Research: Hepatotoxicity was induced in rats by feeding them FB1 contaminated corn. Evidence of hepatotoxicity was observed after 60 days by an increase in the plasma activity of alanine aminotransferase (ALT), where that elevation reached 78% (p=0.000), in comparison with the control group. Pretreatment with milk thistle (S), or grape seeds (G) extracts or both (S+G) was found to return the ALT level back to normal. FB1, drastically depleted glutathione peroxidase (GpX) to 48%, while pretreatment with S, G, and S+G could elevate the GpX by 30%, 31% and 50%, respectively.
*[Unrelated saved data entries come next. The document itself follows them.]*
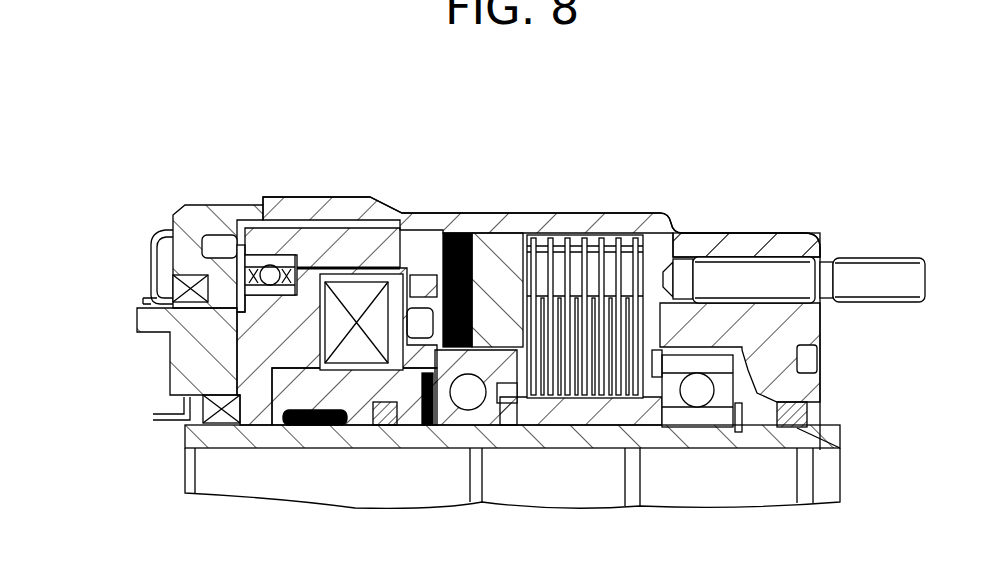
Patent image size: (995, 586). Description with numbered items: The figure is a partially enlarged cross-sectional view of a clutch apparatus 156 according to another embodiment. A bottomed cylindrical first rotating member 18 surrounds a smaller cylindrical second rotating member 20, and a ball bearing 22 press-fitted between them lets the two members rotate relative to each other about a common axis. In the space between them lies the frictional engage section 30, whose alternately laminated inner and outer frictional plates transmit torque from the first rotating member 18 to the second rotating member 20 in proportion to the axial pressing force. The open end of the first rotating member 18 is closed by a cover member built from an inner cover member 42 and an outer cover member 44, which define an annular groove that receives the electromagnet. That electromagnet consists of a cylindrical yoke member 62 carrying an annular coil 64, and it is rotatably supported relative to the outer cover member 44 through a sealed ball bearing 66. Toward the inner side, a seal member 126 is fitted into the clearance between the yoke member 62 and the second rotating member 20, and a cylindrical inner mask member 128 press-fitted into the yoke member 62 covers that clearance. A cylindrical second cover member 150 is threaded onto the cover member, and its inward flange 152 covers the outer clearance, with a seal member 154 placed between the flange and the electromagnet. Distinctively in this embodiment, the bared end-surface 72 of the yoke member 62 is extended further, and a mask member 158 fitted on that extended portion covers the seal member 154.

The clutch apparatus 156 is at (766, 140).
The outer cover member 44 is at (345, 213).
The second cover member 150 is at (222, 215).
The inward flange 152 is at (163, 228).
The mask member 158 is at (157, 247).
The seal member 154 is at (140, 292).
The bared end-surface 72 is at (138, 322).
The yoke member 62 is at (178, 356).
The annular coil 64 is at (363, 355).
The inner cover member 42 is at (323, 390).
The sealed ball bearing 66 is at (273, 260).
The inner mask member 128 is at (160, 420).
The seal member 126 is at (223, 420).
The frictional engage section 30 is at (598, 226).
The first rotating member 18 is at (755, 242).
The ball bearing 22 is at (712, 418).
The second rotating member 20 is at (837, 437).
Lipid peroxidation represented by malondialdehyde was elevated significantly to 137%. On the other hand, the pretreated groups (S, G, and S+G) have altered the levels down to 38%, 37%, and 44%, respectively. In addition to the hepatotoxicity of FB1, the kidney function was investigated too, where the creatinine level was elevated to 65%. The pretreatment by S and S+G lowered the level down to 22% and 24%, respectively and the pretreatment with G could successfully return the creatinine level to normal. Serum activity of urea was significantly elevated to 30%, and the pretreatment groups S, G, and S+G could significantly reduce it to 52%, 37% and 46%, respectively. Histological examination of liver sections confirmed the serum analysis, where significant improvements were observed in all pretreated groups in comparison with the liver sections of rats fed on FB1. These improvements might be due to their ability to lower serum total cholesterol and low- density lipoprotein cholesterol levels as well as slowing the lipid peroxidation process by enhancing antioxidant enzyme activity.

References: [1] Gelderblom, W.C. et al. (1991) Carcinogenesis 12:1247–1251.

[2] Carlson, D.B. et al. (2001) Toxicol. Appl. Pharmacol. 172:29–36.